Crude has a sharp fall


Crude futures lose ground as traders eye substantial build in crude and fuel inventories

Crude oil futures witnessed substantial fall today after traders speculated that tomorrow’s weekly inventory report by Energy Department report will show U.S. oil and fuel inventories have registered substantial rise for the week ended 22 June.

For the day ending Tuesday, 26 June, 2007 crude-oil futures for light sweet crude for August delivery closed at $67.77/barrel (lower by $1.41/barrel or 2.04%) on the New York Mercantile Exchange. Prices are down 5.6% from a year ago.

Brent crude oil for August settlement declined $1.19 (1.7%) to close at $70.17 on the ICE Futures exchange in London.

Traders are speculating that tomorrow’s weekly report will show that crude oil supply surged by 1-1.5 million barrels for the week ended 15 June. A climb of 2.2 million barrel for gasoline and a 250,000 barrel increase in distillates is also expected. Refineries are expected to have operated at 88.4% of capacity, up 0.8 percentage point from the week before.

As per latest reports, ConocoPhillips and Exxon Mobil will quit Venezuela where they invested billions of dollars in oil and natural gas projects, after talks about ownership failed.

July natural gas finished lower today, down 6.3 cents at $6.877 per million British thermal units, its lowest level since mid-January.

Against this backdrop, July reformulated gasoline fell 5.56 cents (2.4%) to close at $2.2469 a gallon and July heating oil fell 4.91 cents to end at $1.9933 a gallon.

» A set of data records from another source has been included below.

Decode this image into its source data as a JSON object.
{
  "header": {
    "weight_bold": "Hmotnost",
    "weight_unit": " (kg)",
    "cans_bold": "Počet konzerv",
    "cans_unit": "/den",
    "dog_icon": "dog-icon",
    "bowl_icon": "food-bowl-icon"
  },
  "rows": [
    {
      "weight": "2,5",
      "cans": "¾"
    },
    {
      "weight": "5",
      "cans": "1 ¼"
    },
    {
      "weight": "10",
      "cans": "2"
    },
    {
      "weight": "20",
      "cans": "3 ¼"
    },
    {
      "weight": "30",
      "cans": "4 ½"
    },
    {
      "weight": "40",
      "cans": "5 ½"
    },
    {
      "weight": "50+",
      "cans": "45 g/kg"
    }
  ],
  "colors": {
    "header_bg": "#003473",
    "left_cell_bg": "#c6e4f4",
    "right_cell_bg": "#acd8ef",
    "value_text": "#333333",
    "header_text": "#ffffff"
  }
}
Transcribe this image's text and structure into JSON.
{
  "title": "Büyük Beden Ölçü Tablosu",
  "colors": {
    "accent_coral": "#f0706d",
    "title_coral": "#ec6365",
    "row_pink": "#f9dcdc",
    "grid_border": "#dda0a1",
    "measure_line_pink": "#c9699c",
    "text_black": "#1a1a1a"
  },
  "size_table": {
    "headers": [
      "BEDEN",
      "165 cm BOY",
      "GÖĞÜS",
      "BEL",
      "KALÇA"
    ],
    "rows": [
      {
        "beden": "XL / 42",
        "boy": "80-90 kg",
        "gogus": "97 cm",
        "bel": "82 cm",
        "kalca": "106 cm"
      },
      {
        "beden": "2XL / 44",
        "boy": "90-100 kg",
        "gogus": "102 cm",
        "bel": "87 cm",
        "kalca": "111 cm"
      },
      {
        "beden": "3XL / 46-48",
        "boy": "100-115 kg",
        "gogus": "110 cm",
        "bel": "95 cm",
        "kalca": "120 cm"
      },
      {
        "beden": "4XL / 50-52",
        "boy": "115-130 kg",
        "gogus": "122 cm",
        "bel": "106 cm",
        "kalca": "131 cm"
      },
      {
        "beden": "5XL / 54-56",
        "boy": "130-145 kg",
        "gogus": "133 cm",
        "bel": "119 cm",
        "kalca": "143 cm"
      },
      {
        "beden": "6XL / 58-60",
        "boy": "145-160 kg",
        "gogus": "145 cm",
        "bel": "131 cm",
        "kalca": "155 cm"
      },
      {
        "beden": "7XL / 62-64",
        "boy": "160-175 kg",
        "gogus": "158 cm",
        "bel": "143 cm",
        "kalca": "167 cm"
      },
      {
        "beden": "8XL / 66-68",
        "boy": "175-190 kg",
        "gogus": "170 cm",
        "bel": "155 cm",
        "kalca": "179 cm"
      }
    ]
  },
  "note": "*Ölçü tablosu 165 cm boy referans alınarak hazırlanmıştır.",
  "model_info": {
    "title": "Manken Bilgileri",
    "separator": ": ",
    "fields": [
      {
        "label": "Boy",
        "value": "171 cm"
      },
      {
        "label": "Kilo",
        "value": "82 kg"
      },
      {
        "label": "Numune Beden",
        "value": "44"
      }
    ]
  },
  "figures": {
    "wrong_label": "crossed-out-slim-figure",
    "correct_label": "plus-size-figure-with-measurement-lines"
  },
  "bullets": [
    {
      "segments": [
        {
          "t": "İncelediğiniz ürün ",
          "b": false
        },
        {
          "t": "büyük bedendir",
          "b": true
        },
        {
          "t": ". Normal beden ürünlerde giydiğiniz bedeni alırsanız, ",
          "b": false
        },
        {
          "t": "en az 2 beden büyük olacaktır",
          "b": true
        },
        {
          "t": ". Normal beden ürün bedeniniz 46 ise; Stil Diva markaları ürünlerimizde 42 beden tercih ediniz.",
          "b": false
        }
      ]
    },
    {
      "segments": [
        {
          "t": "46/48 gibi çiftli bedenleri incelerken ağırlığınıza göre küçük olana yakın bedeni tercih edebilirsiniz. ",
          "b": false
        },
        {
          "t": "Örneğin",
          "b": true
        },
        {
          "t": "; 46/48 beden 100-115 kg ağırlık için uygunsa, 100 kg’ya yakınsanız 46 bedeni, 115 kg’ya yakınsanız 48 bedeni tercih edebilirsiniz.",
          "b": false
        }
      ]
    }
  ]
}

Oil demand will rise to 118 million barrels per day by 2030 - OPEC

Concern that the dispute over Iran's nuclear program might disrupt shipments from the country has supported prices over the past year. Attacks on oil facilities in Nigeria have curtailed shipments and tight supplies from OPEC have also bolstered prices.

OPEC currently said that high prices alone aren't enough to warrant an increase in production because there's ample supply of crude oil for refiners. The group is due to meet in Vienna on 11 September to review its production ceiling for the winter season, when consumption of heating fuel increases in the Northern Hemisphere.

IEA has revised its outlook for worldwide demand of oil products, citing new data it's received from Nigeria, Indonesia and other countries. Global demand is expected to increase by 2% to 86.1 million barrels a day from a revised 84.5 million barrels a day in 2006. That's 420,000 barrels more than the IEA projected in May. In May, it had predicted a 1.8% rise in 2007.

Today, OPEC came out with its latest world oil outlook report. The report predicts that global oil demand will rise to 118 million barrels per day by 2030, from 83 million in 2005.

OPEC also said in its report that "demand for energy is set to continue to grow and oil is expected to maintain its leading position in meeting the world's growing energy needs for the foreseeable future." The cartel expects OPEC's benchmark crude price to remain in the $50-$60 range for much of the projection period to 2030.